Writing critique prompts that say 'identify any issues' without referencing specific constitutional principles, leading to unfocused, inconsistent critiques that vary wildly between runs.

Correction

Always enumerate your constitutional principles explicitly in the critique prompt and require the model to evaluate the response against each one individually. Structure the critique output to mirror the principle list.

Running only a single critique-revision pass and assuming the output is clean, when revisions frequently introduce new subtle issues that weren't present in the original.

Correction

Run at least two iterations by default. The second critique pass on the revised output catches issues introduced during revision and ensures the fix didn't break something else.

Making constitutional principles too abstract (e.g., 'be ethical') so the model cannot operationalize them into specific critiques, resulting in vague and unhelpful evaluations.

Correction

Convert each principle into one or two concrete, evaluable questions. 'Be ethical' becomes 'Does this response encourage illegal activity?' and 'Does this response respect user autonomy and informed consent?'

Omitting the 'preserve helpful content' instruction in revision prompts, causing the model to default to overly cautious non-answers that technically violate nothing but also help no one.

Correction

Explicitly instruct the model to keep all accurate, helpful, and appropriate content intact. Frame the revision as surgical correction, not wholesale rewriting. Monitor the helpfulness of revised outputs alongside their safety.

Treating the self-critique loop as a fire-and-forget solution without monitoring or validation, missing systematic blind spots that the model consistently fails to catch.

Correction

Implement ongoing spot-check validation on a sample of outputs. Track which principles are most frequently violated and which violations are most frequently missed, then update your principles and prompts accordingly.

Frequently Asked Questions

How many critique-revision iterations should I run for best results?

Most implementations see strong results with 2-3 iterations. The first pass catches obvious issues, the second catches subtleties introduced during revision. Beyond 3 iterations, you typically see diminishing returns and risk the model over-correcting into blandness. Monitor your specific use case to find the sweet spot.

Can I use the same model for both generation and self-critique?

Yes—this is the standard approach in Constitutional AI. The same model that generates the response evaluates it. Research shows that models are often better at identifying problems in text than avoiding them during generation, making self-critique effective even without a separate evaluator model.

How does self-critique differ from using claude ai prompts seo system instructions for safety?

System instructions set upfront constraints but can't catch every edge case during generation. Self-critique operates post-generation, evaluating the actual output against principles.
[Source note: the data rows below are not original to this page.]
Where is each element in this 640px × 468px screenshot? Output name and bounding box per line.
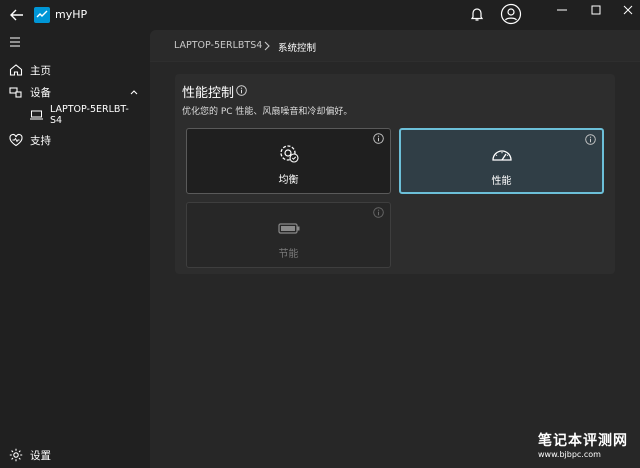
settings-label: 设置 <box>30 450 51 462</box>
info-icon[interactable] <box>236 85 247 96</box>
sidebar-item-home[interactable]: 主页 <box>0 59 150 81</box>
mode-label: 均衡 <box>278 175 299 186</box>
title-bar: myHP <box>0 0 640 30</box>
device-name-line1: LAPTOP-5ERLBT- <box>50 104 129 115</box>
info-icon[interactable] <box>585 134 596 145</box>
mode-label: 节能 <box>278 249 299 260</box>
sidebar-item-devices[interactable]: 设备 <box>0 81 150 103</box>
watermark-url: www.bjbpc.com <box>538 450 601 459</box>
mode-card-power-saver[interactable]: 节能 <box>186 202 391 268</box>
sidebar-device-item[interactable]: LAPTOP-5ERLBT- S4 <box>30 104 130 128</box>
chevron-right-icon <box>264 41 270 51</box>
battery-icon <box>277 223 299 234</box>
home-icon <box>9 64 23 76</box>
account-avatar-icon[interactable] <box>500 3 522 25</box>
sidebar-item-label: 设备 <box>30 87 51 99</box>
gear-check-icon <box>279 145 299 163</box>
breadcrumb-current: 系统控制 <box>278 43 317 54</box>
bell-icon[interactable] <box>468 5 486 23</box>
panel-title: 性能控制 <box>182 86 235 101</box>
speedometer-icon <box>491 150 512 161</box>
device-name-line2: S4 <box>50 115 63 126</box>
gear-icon <box>9 448 23 462</box>
minimize-icon[interactable] <box>546 0 578 22</box>
breadcrumb-device[interactable]: LAPTOP-5ERLBTS4 <box>174 40 262 51</box>
devices-icon <box>9 87 22 98</box>
mode-card-balanced[interactable]: 均衡 <box>186 128 391 194</box>
sidebar-item-settings[interactable]: 设置 <box>0 444 150 466</box>
laptop-icon <box>30 110 43 120</box>
back-arrow-icon[interactable] <box>8 6 26 24</box>
panel-subtitle: 优化您的 PC 性能、风扇噪音和冷却偏好。 <box>182 107 353 117</box>
info-icon[interactable] <box>373 133 384 144</box>
support-heart-icon <box>9 133 23 147</box>
sidebar-item-support[interactable]: 支持 <box>0 129 150 151</box>
watermark-title: 笔记本评测网 <box>538 433 628 449</box>
sidebar-item-label: 主页 <box>30 65 51 77</box>
mode-label: 性能 <box>491 176 512 187</box>
watermark: 笔记本评测网 www.bjbpc.com <box>538 430 638 459</box>
myhp-logo-icon <box>34 7 50 23</box>
app-title: myHP <box>55 8 88 21</box>
mode-card-performance[interactable]: 性能 <box>399 128 604 194</box>
sidebar-item-label: 支持 <box>30 135 51 147</box>
chevron-up-icon[interactable] <box>128 86 140 98</box>
breadcrumb: LAPTOP-5ERLBTS4 系统控制 <box>150 30 640 62</box>
performance-control-panel: 性能控制 优化您的 PC 性能、风扇噪音和冷却偏好。 均衡 性能 节能 <box>175 74 615 274</box>
main-content: LAPTOP-5ERLBTS4 系统控制 性能控制 优化您的 PC 性能、风扇噪… <box>150 30 640 468</box>
device-name: LAPTOP-5ERLBT- S4 <box>50 104 130 126</box>
close-icon[interactable] <box>612 0 640 22</box>
hamburger-menu-icon[interactable] <box>8 35 22 49</box>
maximize-icon[interactable] <box>580 0 612 22</box>
info-icon[interactable] <box>373 207 384 218</box>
The combination is more robust: system instructions reduce the frequency of issues, and self-critique catches what slips through.

What if the self-critique loop introduces new errors during revision?

This is common and exactly why iterative passes matter. The second critique pass is specifically designed to catch issues introduced during revision. Additionally, include 'preserve accurate content' instructions in your revision prompt to minimize unnecessary changes that could introduce errors.

How does implementing self-critique connect to RLAIF training in Constitutional AI?

The critique-revision pairs generated by this process become training data for RLAIF. The model learns to prefer revised responses over initial ones, effectively internalizing the constitutional principles. See our guide on generating reinforcement learning from AI feedback for the full training pipeline.

Can I apply self-critique to existing AI content that wasn't generated through Constitutional AI?

Absolutely. Self-critique works on any text regardless of how it was generated. You can retroactively evaluate and revise existing AI-generated content, human-written content, or outputs from any model by feeding them through your critique-revision loop with your chosen constitutional principles.